Decibel asked Verbeuren what he thought about playing songs by Megadeth’s previous set of talented drummers before we tasked him with a list. Was it challenging to play from a song from 2016’s Grammy-winning “Dystopia” to then follow it up by a song from “Peace Sells… But Who’s Buying?,” an album from almost a lifetime ago? Turns out, it was and wasn’t: “I really had to try and understand the drums from all eras by listening to the albums in detail. What each drummer’s approach was. Also, what the band’s approach to that album was. The band has also evolved. For example, “Dystopia” has this very cold, futuristic vibe to it. Whereas, the early albums were more rock ‘n’ roll groove. They’re worlds apart. They fuse together with Dave’s voice and guitar, but it was a challenge to get the songs right, while also respecting what each drummer brought to Megadeth. At the same time, I wanted to be me. I didn’t want to be a 100 percent clone drummer. I wanted to put little things in the songs, so it was important, for me, to find the balance between the originals and what I could add to the songs. I didn’t want to overstep the songs. Dave [Mustaine] and David [Ellefson] were super-cool in helping me find my place.”
And with that, here’s Verbeuren’s Top 5 hardest Megadeth songs to play…
5. ‘The Threat is Real’ (“Dystopia”)
OK, so I’m going to mention ‘The Threat is Real,’ a Chris Adler track. People will say, “Ah, that’s really simple to play.” Actually, it’s not. Only when you try to play it [for real] that you can really lock it in. Sure, it’s simple on the surface, but there are things under the surface that aren’t as easy as they sound. For me, it’s easy to play busier stuff, like when I was with Scarve or Soilwork, than it is to play something stripped down like ‘The Threat is Real”. If I mess up with Megadeth, it’s obvious. I can hide behind the busy stuff. It’s been a learning experience for me.
4. ‘Holy Wars’ (“Rust in Peace”)
There are some tricky Nick Menza songs. Like ‘Holy Wars’. It’s a long song with lots of parts and lots of different grooves to get right. Plus, the live arrangement is tough to get right. It’s a stamina song for my right hand. Usually, the first two shows [on tour] my right hand is falling off. I’m trying to look like it’s fine, but inside I’m like, “Oooouch!” [Laughs] That’s the thing with Nick. Nick was more stripped down compared to Gar. But there are always a few really intricate fills, really fast things. It’s a fun song to play though.

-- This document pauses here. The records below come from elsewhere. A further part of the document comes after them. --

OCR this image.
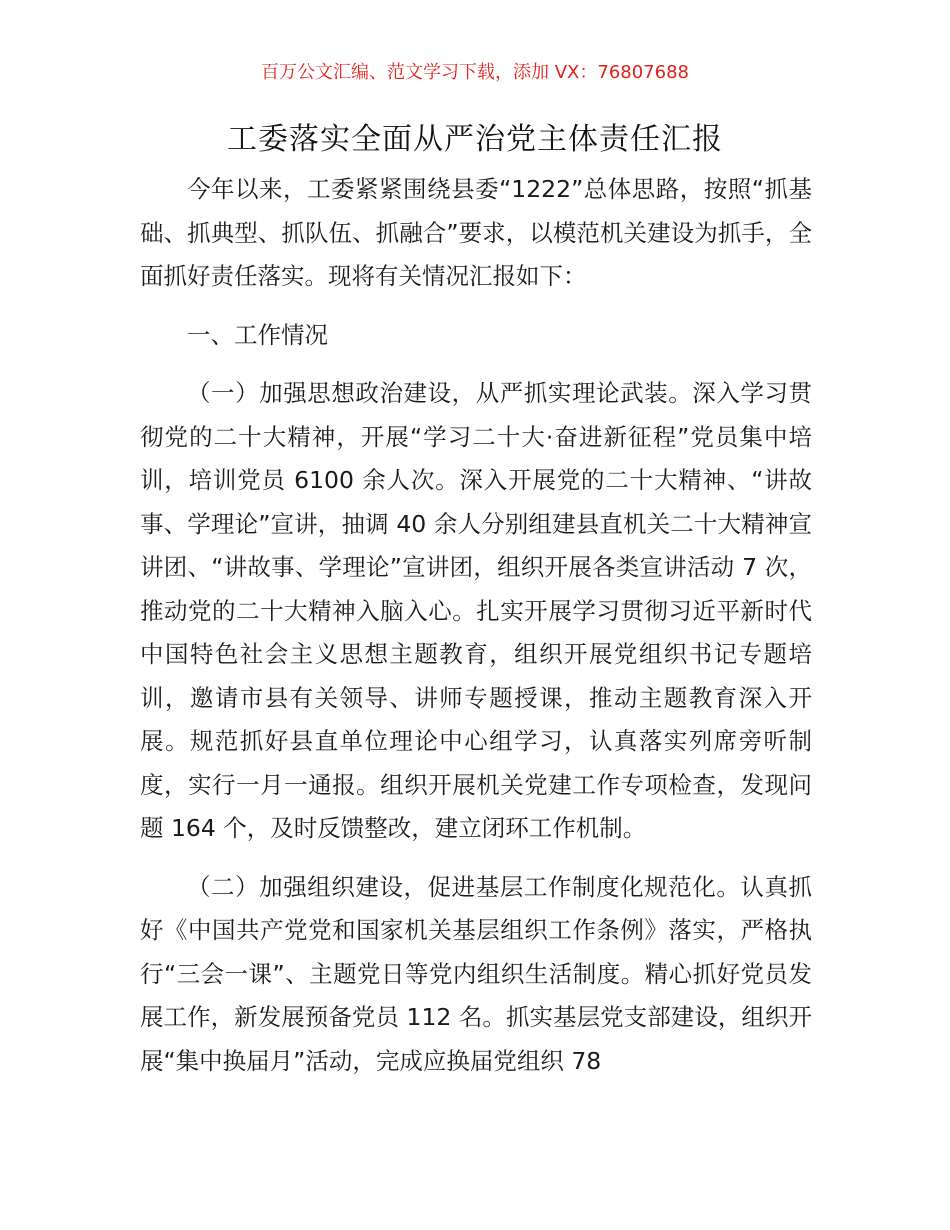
百万公文汇编、范文学习下载，添加 VX：76807688
工委落实全面从严治党主体责任汇报

今年以来，工委紧紧围绕县委“1222”总体思路，按照“抓基础、抓典型、抓队伍、抓融合”要求，以模范机关建设为抓手，全面抓好责任落实。现将有关情况汇报如下：

一、工作情况

（一）加强思想政治建设，从严抓实理论武装。深入学习贯彻党的二十大精神，开展“学习二十大·奋进新征程”党员集中培训，培训党员 6100 余人次。深入开展党的二十大精神、“讲故事、学理论”宣讲，抽调 40 余人分别组建县直机关二十大精神宣讲团、“讲故事、学理论”宣讲团，组织开展各类宣讲活动 7 次，推动党的二十大精神入脑入心。扎实开展学习贯彻习近平新时代中国特色社会主义思想主题教育，组织开展党组织书记专题培训，邀请市县有关领导、讲师专题授课，推动主题教育深入开展。规范抓好县直单位理论中心组学习，认真落实列席旁听制度，实行一月一通报。组织开展机关党建工作专项检查，发现问题 164 个，及时反馈整改，建立闭环工作机制。

（二）加强组织建设，促进基层工作制度化规范化。认真抓好《中国共产党党和国家机关基层组织工作条例》落实，严格执行“三会一课”、主题党日等党内组织生活制度。精心抓好党员发展工作，新发展预备党员 112 名。抓实基层党支部建设，组织开展“集中换届月”活动，完成应换届党组织 78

3. ‘Sweating Bullets’ (“Countdown to Extinction”)
‘Sweating Bullets’ may seem like a simple song, but there’s a really fast triplet fill in there. I always have to really focus on that one. Megadeth is really groove oriented. I mean, I knew Megadeth, but when you play the songs, there’s a whole new level of appreciation happening. I had to learn what the focus was. It’s the groove, or the swing that’s happening. Dave [Mustaine] is such an amazingly solid rhythm guitar player. I have him in my ears and the nights when we can really lock in are really great. Maybe once every 30 shows. [Laughs] We play to a click, ’cause we’re all synched up to the videos. Everything’s clicked, but they’re an organic click. It’s not always straight. The older songs follow the vibe of the albums, which was interesting to learn. It’s like, “Woah, it goes slower here, wait, faster here?” You have to get into it.
2. ‘Mechanix’ (“Killing Is My Business… and Business Is Good!”)

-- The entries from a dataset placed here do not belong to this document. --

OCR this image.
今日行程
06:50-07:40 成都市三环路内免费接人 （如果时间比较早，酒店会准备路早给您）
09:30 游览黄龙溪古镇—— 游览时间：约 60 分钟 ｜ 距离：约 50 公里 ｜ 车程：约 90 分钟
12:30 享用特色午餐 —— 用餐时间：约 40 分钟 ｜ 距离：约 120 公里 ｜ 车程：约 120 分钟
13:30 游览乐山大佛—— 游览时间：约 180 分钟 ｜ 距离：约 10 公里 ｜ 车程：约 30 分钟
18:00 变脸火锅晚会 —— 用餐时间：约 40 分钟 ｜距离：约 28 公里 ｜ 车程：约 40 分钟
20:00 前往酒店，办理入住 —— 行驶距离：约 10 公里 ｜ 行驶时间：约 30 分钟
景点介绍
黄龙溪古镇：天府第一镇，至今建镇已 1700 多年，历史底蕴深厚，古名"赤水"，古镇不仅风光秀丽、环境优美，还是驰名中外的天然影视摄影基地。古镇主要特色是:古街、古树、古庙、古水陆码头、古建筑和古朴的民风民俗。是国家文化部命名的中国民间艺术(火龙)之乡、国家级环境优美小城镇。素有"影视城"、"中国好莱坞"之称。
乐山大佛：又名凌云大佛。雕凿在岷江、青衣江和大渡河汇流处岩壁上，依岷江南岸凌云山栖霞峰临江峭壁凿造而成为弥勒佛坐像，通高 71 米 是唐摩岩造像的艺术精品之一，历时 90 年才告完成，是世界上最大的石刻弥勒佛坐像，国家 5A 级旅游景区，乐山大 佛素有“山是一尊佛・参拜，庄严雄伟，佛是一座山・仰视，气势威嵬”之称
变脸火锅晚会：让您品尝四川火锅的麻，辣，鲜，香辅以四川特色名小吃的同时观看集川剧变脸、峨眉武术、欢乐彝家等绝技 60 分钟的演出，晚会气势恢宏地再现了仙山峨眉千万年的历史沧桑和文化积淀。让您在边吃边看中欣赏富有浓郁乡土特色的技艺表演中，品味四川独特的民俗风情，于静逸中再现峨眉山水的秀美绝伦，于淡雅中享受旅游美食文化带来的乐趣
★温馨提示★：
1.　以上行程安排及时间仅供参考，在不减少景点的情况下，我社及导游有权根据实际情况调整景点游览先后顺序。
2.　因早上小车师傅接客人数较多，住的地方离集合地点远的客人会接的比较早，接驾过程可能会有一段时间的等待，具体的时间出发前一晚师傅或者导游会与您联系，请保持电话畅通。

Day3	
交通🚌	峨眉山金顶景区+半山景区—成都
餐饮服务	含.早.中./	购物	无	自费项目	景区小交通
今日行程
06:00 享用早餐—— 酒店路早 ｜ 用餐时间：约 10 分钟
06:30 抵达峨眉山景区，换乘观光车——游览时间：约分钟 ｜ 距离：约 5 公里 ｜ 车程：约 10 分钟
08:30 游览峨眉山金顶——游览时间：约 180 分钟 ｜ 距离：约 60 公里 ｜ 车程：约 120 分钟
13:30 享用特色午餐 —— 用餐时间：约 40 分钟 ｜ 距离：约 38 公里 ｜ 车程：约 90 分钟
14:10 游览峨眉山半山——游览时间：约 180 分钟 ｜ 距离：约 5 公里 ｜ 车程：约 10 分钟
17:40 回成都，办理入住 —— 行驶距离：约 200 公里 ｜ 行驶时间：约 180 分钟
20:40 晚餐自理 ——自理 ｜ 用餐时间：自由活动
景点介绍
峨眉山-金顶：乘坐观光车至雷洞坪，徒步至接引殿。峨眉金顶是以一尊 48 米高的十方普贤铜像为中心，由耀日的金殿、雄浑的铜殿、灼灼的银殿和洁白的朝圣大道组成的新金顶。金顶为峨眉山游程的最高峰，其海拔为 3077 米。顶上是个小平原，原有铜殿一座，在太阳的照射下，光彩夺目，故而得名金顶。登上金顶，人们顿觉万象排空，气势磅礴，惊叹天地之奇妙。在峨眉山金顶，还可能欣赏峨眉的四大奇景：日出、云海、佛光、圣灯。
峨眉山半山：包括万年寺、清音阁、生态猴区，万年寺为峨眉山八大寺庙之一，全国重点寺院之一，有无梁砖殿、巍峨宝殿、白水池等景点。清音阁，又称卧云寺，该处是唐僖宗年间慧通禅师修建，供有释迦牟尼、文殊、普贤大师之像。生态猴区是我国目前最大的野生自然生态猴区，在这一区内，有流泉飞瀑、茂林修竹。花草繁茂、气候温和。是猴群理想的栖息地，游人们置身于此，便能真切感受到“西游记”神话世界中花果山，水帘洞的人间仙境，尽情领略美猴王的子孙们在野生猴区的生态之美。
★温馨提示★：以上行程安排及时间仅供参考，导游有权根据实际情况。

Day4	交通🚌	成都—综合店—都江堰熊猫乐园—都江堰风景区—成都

I’ll say ‘Mechanix’. It’s a Gar [Samuelsson] track. It’s weird. It’s a mix of or between ternary and binary grooves. It’s not quite 2 and it’s not quite 3. It’s somewhere in-between. At first, I thought I’d just play a ternary with a triplet beat. Kind of follow the guitars. Then, Dave [Mustaine] told me I have to listen again, ’cause that’s not exactly how it’s played. I went back and thought, “Yeah, he’s right.” It’s a very Gar thing. Not sure how to describe it. [Laughs] I had to really focus to get that groove, the way the original sounds. Dave isn’t a drummer, but he has a very keen ear for everything that’s going on. If something is even slightly off, he notices.

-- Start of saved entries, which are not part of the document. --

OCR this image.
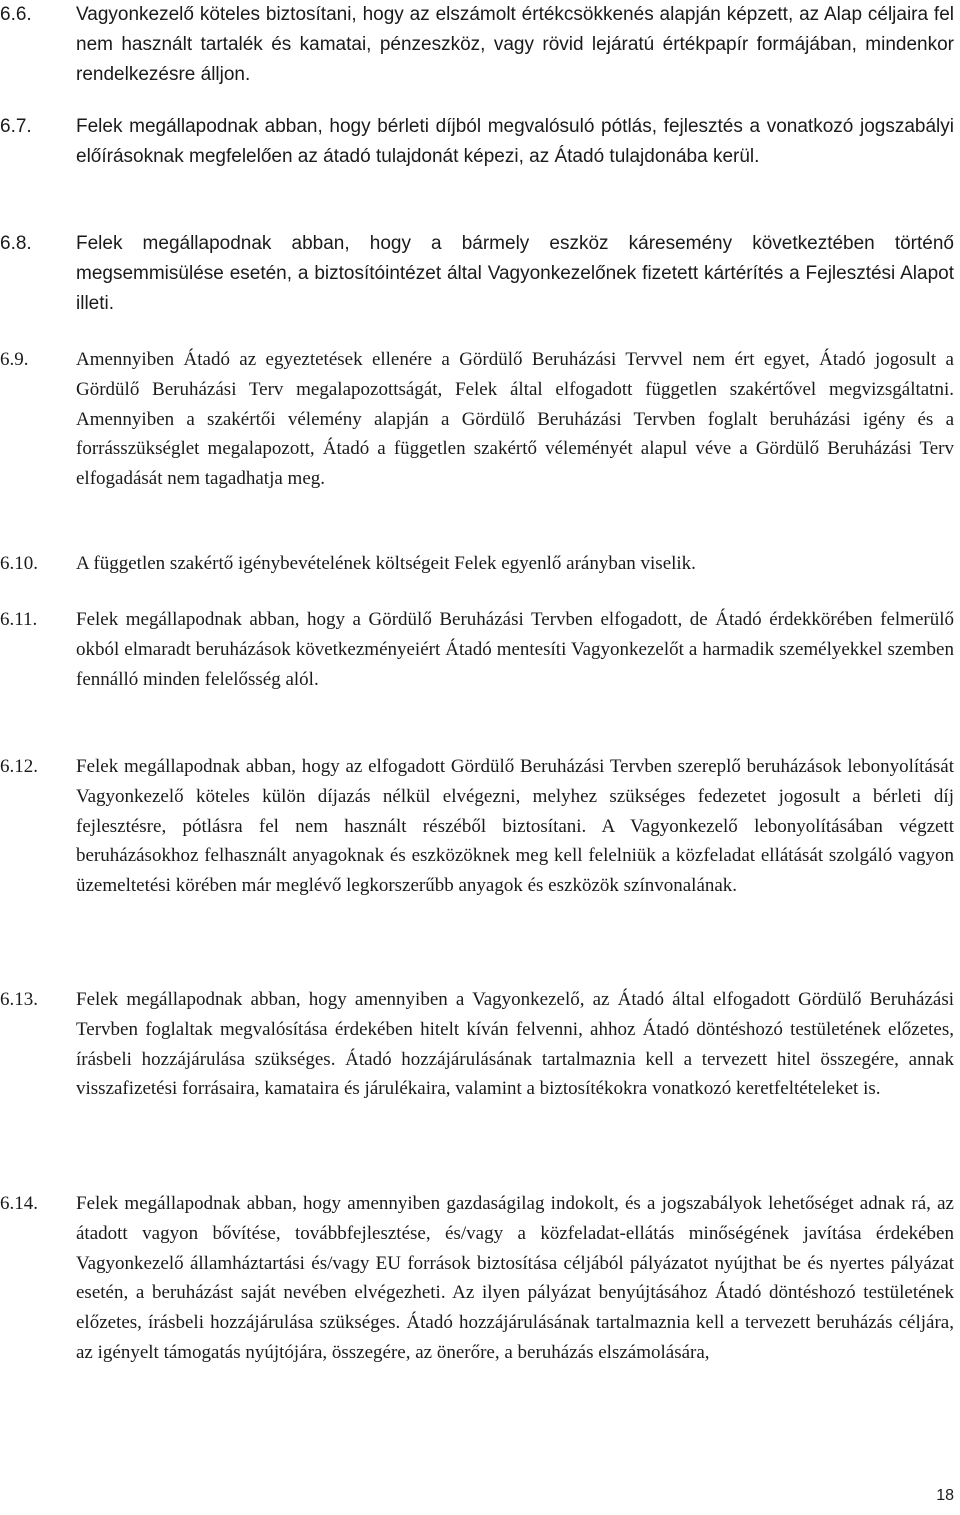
6.6.	Vagyonkezelő köteles biztosítani, hogy az elszámolt értékcsökkenés alapján képzett, az Alap céljaira fel nem használt tartalék és kamatai, pénzeszköz, vagy rövid lejáratú értékpapír formájában, mindenkor rendelkezésre álljon.
6.7.	Felek megállapodnak abban, hogy bérleti díjból megvalósuló pótlás, fejlesztés a vonatkozó jogszabályi előírásoknak megfelelően az átadó tulajdonát képezi, az Átadó tulajdonába kerül.
6.8.	Felek megállapodnak abban, hogy a bármely eszköz káresemény következtében történő megsemmisülése esetén, a biztosítóintézet által Vagyonkezelőnek fizetett kártérítés a Fejlesztési Alapot illeti.
6.9.	Amennyiben Átadó az egyeztetések ellenére a Gördülő Beruházási Tervvel nem ért egyet, Átadó jogosult a Gördülő Beruházási Terv megalapozottságát, Felek által elfogadott független szakértővel megvizsgáltatni. Amennyiben a szakértői vélemény alapján a Gördülő Beruházási Tervben foglalt beruházási igény és a forrásszükséglet megalapozott, Átadó a független szakértő véleményét alapul véve a Gördülő Beruházási Terv elfogadását nem tagadhatja meg.
6.10.	A független szakértő igénybevételének költségeit Felek egyenlő arányban viselik.
6.11.	Felek megállapodnak abban, hogy a Gördülő Beruházási Tervben elfogadott, de Átadó érdekkörében felmerülő okból elmaradt beruházások következményeiért Átadó mentesíti Vagyonkezelőt a harmadik személyekkel szemben fennálló minden felelősség alól.
6.12.	Felek megállapodnak abban, hogy az elfogadott Gördülő Beruházási Tervben szereplő beruházások lebonyolítását Vagyonkezelő köteles külön díjazás nélkül elvégezni, melyhez szükséges fedezetet jogosult a bérleti díj fejlesztésre, pótlásra fel nem használt részéből biztosítani. A Vagyonkezelő lebonyolításában végzett beruházásokhoz felhasznált anyagoknak és eszközöknek meg kell felelniük a közfeladat ellátását szolgáló vagyon üzemeltetési körében már meglévő legkorszerűbb anyagok és eszközök színvonalának.
6.13.	Felek megállapodnak abban, hogy amennyiben a Vagyonkezelő, az Átadó által elfogadott Gördülő Beruházási Tervben foglaltak megvalósítása érdekében hitelt kíván felvenni, ahhoz Átadó döntéshozó testületének előzetes, írásbeli hozzájárulása szükséges. Átadó hozzájárulásának tartalmaznia kell a tervezett hitel összegére, annak visszafizetési forrásaira, kamataira és járulékaira, valamint a biztosítékokra vonatkozó keretfeltételeket is.
6.14.	Felek megállapodnak abban, hogy amennyiben gazdaságilag indokolt, és a jogszabályok lehetőséget adnak rá, az átadott vagyon bővítése, továbbfejlesztése, és/vagy a közfeladat-ellátás minőségének javítása érdekében Vagyonkezelő államháztartási és/vagy EU források biztosítása céljából pályázatot nyújthat be és nyertes pályázat esetén, a beruházást saját nevében elvégezheti. Az ilyen pályázat benyújtásához Átadó döntéshozó testületének előzetes, írásbeli hozzájárulása szükséges. Átadó hozzájárulásának tartalmaznia kell a tervezett beruházás céljára, az igényelt támogatás nyújtójára, összegére, az önerőre, a beruházás elszámolására,
18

1. ‘Wake Up Dead’ (“Peace Sells… but Who’s Buying?”)
The first song that comes to mind is ‘Wake Up Dead,’ which is one of my favorite songs to play. Mostly it’s technical, ’cause Gar, the drummer on the first two Megadeth records, had a really unique approach, blending rock and jazz-fusion influences. Also, back then drums weren’t recorded to a click-track, so it has a very organic kind of flow. It got a point where I asked Dave [Mustaine] to send me the drums only, so I could really figure out what was going on. Lots of little details—ghost notes—where I wasn’t sure what was going on. It’s a tricky song to play. It’s a short song, but it has a lot of different vibes in it and grooves that took a while to get used to.